Lindsey goes to grad school!

On Friday night, over a salmon dinner, I told my dad I’ve been accepted into the Vermont College of Fine Arts MFA in Writing for Children and Young Adults. A tear rolled down Dad’s cheek, which happens a lot because his Bell’s Palsy causes rebellious tear ducts. When more tears came, I realized this was a legit cry, which is weird because I didn’t think he’d consider graduate school a big deal. Three of my siblings have pursued post-secondary degrees (my brother, Brett, has more degrees than I have kids). And I’m going to school for a job that I sorta already have.
Then he said he’s beyond proud that his daughter is furthering her education, and that my Great-Grandma Dotson would be so proud too. Grandma Dotson was the daughter of a second polygamist wife. Her father was decades older than her mother, and the first wife wasn’t too keen on husband sharing, especially with a young bride. As a result, Grandma Dotson had a rough childhood, and eventually left home at the age of 12 to attend a girl’s boarding school in Beaver, UT. She went on to have 9 kids, only 3 of which survived into adulthood. She valued education, especially for women, and told her grandkids to learn and learn and learn. Her son, my grandpa, went on to do a bunch of jobs, largely in education, and married a woman who worked hard for her degree and worked hard in general. Of course, I’d never heard this story (and I’m sure my angel/ghost great grandma is plenty proud already, what with my female Harris cousins at med school or earning teacher of the year or graduating from Columbia). And there, sitting next to me was my mom, a teacher, the daughter of an immigrant garbage man, the first college graduate in her family. Wow. My lady ancestors have bestowed upon me a fierce legacy.
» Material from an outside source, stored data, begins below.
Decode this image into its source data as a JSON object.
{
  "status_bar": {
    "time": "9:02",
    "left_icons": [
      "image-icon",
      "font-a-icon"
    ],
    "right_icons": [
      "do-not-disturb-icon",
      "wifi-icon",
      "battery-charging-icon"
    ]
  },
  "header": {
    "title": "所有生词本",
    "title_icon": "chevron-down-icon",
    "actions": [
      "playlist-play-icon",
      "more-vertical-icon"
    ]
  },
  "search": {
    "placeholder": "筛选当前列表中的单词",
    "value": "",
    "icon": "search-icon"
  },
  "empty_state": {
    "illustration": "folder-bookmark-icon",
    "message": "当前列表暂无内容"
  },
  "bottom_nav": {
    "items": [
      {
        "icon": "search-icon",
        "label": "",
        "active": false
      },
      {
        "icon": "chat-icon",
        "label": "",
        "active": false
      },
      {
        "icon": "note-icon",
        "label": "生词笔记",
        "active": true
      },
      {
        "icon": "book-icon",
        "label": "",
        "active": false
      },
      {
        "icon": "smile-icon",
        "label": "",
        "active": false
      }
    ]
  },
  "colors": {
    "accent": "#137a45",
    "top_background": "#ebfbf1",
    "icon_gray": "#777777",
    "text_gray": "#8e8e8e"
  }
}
So I squeezed my dad’s hand and we cried happy/sad tears together. I had some catalyst moments these last few months that drove me to enroll after dreaming about this program for 12 flipping years. Even so, it’s been a HARD couple of weeks. My PTSD is maxed, my anxiety off the charts, and my faith in humanity bruised. But when I look back and look forward, I *still* have hope. The greatest responsibility I have as a mother is to hand over a kinder, wider, more-inclusive world to my daughters. My Oma was an orphan in Nazi Germany–she barely survived, forget gaining an education or voice. These last few weeks I’ve seen brave women like Dr. Christine Ford gain their voice. I’m still finding mine. But meanwhile, I’m not looking away or shutting up. I’m going to keep learning. I have stories I need to tell and things I need to say. My Great-Grandma Dotson already got woke when she was 12. Come January ’19, it’s my turn.